We can also use a numerical variable to assign samples to groups. For example, we can divide the plain M&Ms in Table \(\PageIndex{1}\) into two groups based on the sample’s weight. What makes a numerical variable more interesting, however, is that we can use it to make quantitative comparisons between samples; thus, we can report that there are \(14.4 \times\) as many plain M&Ms in a 10-oz. bag as there are in a 0.8-oz. bag.

\[\frac{333 + 331}{24 + 22} = \frac{664}{46} = 14.4 \nonumber\]
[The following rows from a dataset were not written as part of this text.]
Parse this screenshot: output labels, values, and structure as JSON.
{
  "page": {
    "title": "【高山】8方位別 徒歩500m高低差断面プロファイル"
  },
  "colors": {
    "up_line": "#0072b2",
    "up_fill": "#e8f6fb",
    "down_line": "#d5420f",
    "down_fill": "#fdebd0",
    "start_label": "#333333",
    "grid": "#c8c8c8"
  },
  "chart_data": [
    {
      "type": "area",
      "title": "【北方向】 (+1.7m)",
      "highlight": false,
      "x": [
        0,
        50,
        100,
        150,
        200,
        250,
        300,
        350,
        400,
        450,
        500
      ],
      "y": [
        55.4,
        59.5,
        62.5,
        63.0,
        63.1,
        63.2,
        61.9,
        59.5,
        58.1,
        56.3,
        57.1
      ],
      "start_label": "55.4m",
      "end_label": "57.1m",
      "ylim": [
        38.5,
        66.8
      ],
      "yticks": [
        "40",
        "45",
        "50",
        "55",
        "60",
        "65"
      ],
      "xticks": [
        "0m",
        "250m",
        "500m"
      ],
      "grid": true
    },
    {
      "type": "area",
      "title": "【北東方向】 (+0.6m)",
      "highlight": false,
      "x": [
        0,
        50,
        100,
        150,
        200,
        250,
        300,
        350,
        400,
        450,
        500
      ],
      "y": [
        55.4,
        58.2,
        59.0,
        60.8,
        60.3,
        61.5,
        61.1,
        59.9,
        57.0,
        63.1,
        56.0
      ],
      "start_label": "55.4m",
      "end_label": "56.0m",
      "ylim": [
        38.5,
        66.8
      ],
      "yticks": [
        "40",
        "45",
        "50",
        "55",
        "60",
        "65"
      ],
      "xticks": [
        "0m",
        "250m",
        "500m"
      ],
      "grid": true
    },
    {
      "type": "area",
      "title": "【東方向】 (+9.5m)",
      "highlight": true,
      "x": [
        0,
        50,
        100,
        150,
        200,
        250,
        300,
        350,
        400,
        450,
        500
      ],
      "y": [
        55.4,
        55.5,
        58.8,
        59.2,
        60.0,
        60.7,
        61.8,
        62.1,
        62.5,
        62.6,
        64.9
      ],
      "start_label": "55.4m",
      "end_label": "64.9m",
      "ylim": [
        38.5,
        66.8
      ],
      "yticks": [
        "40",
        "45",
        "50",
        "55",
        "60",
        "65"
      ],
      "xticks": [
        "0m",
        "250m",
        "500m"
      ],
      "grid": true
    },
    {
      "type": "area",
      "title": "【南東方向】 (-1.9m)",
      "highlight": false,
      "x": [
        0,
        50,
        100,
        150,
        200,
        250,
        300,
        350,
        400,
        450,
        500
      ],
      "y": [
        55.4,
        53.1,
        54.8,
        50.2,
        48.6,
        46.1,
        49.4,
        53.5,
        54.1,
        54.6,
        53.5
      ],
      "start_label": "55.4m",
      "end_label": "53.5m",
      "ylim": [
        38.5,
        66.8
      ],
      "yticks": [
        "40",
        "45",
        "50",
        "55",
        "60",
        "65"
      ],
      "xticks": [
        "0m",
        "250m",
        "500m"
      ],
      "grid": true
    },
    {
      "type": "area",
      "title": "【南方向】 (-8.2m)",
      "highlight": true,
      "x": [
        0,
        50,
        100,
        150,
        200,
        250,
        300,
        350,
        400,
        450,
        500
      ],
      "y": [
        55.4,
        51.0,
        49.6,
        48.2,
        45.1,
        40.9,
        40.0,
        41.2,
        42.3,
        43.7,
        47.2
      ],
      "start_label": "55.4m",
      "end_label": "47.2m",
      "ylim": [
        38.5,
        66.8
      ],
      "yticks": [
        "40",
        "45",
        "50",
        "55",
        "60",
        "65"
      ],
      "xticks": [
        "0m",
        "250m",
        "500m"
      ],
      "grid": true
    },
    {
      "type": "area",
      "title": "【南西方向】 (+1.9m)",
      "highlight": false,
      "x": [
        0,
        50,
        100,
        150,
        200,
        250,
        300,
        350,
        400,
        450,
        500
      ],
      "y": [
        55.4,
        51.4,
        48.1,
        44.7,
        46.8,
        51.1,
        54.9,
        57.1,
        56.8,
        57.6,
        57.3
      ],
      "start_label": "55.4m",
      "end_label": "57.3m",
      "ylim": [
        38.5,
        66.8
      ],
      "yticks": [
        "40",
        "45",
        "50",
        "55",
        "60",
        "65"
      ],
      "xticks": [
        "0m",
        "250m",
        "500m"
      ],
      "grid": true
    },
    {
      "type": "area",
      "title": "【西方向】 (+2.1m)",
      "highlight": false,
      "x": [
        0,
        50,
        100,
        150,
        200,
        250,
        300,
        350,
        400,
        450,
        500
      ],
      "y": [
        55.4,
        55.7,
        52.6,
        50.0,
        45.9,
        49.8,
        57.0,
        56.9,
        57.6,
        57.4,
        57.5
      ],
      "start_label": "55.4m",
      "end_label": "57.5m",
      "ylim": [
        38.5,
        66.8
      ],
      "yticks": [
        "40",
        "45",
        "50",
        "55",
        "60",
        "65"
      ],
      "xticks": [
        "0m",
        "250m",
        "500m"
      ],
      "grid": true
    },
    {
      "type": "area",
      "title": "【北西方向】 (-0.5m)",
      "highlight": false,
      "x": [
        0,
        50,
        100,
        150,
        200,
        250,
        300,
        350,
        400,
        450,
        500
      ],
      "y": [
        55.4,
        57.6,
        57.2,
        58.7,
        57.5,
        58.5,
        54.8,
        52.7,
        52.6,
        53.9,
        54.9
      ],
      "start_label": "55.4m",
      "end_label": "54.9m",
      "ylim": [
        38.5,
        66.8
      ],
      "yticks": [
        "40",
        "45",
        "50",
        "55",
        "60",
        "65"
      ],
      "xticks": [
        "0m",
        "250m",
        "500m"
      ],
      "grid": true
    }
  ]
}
Although we could classify year as a categorical variable—not an unreasonable choice as it could serve as a useful way to group samples—we list it here as a numerical variable because it can serve as a useful predictive variable in a regression analysis. On the other hand rank is not a numerical variable—even if we rewrite the ranks as numerals—as there are no meaningful calculations we can complete using this variable.

Nominal vs. Ordinal Data

Categorical variables are described as nominal or ordinal. A nominal categorical variable does not imply a particular order; an ordinal categorical variable, on the other hand, coveys a meaningful sense of order. For the categorical variables in Table \(\PageIndex{1}\), bag id and type are nominal variables, and rank is an ordinal variable.

Ratio vs. Interval Data

A numerical variable is described as either ratio or interval depending on whether it has (ratio) or does not have (interval) an absolute reference. Although we can complete meaningful calculations using any numerical variable, the type of calculation we can perform depends on whether or not the variable’s values have an absolute reference.

A numerical variable has an absolute reference if it has a meaningful zero—that is, a zero that means a measured quantity of none—against which we reference all other measurements of that variable. For the numerical variables in Table \(\PageIndex{1}\), weight (oz), number yellow, % red, and total M&Ms are ratio variables because each has a meaningful zero; year is an interval variable because its scale is referenced to an arbitrary point in time, 1 BCE, and not to the beginning of time.

For a ratio variable, we can make meaningful absolute and relative comparisons between two results, but only meaningful absolute comparisons for an interval variable. For example, consider sample e, which was collected in 1994 and has 331 M&Ms, and sample d, which was collected in 2000 and has 24 M&Ms. We can report a meaningful absolute comparison for both variables: sample e is six years older than sample d and sample e has 307 more M&Ms than sample d. We also can report a meaningful relative comparison for the total number of M&Ms—there are

\[\frac{331}{24} = 13.8 \times \nonumber\]

as many M&Ms in sample e as in sample d—but we cannot report a meaningful relative comparison for year because a sample collected in 2000 is not

\[\frac{2000}{1994} = 1.003 \times \nonumber\]

older than a sample collected in 1994.

Discrete vs. Continuous Data

Finally, the granularity of a numerical variable provides one more way to describe our data. For example, we can describe a numerical variable as discrete or continuous. A numerical variable is discrete if it can take on only specific values—typically, but not always, an integer value—between its limits; a continuous variable can take on any possible value within its limits. For the numerical data in Table \(\PageIndex{1}\), year, number yellow, and total M&Ms are discrete in that each is limited to integer values. The numerical variables weight (oz) and % red, on the other hand, are continuous variables. Note that weight is a continuous variable even if the device we use to measure weight yields discrete values.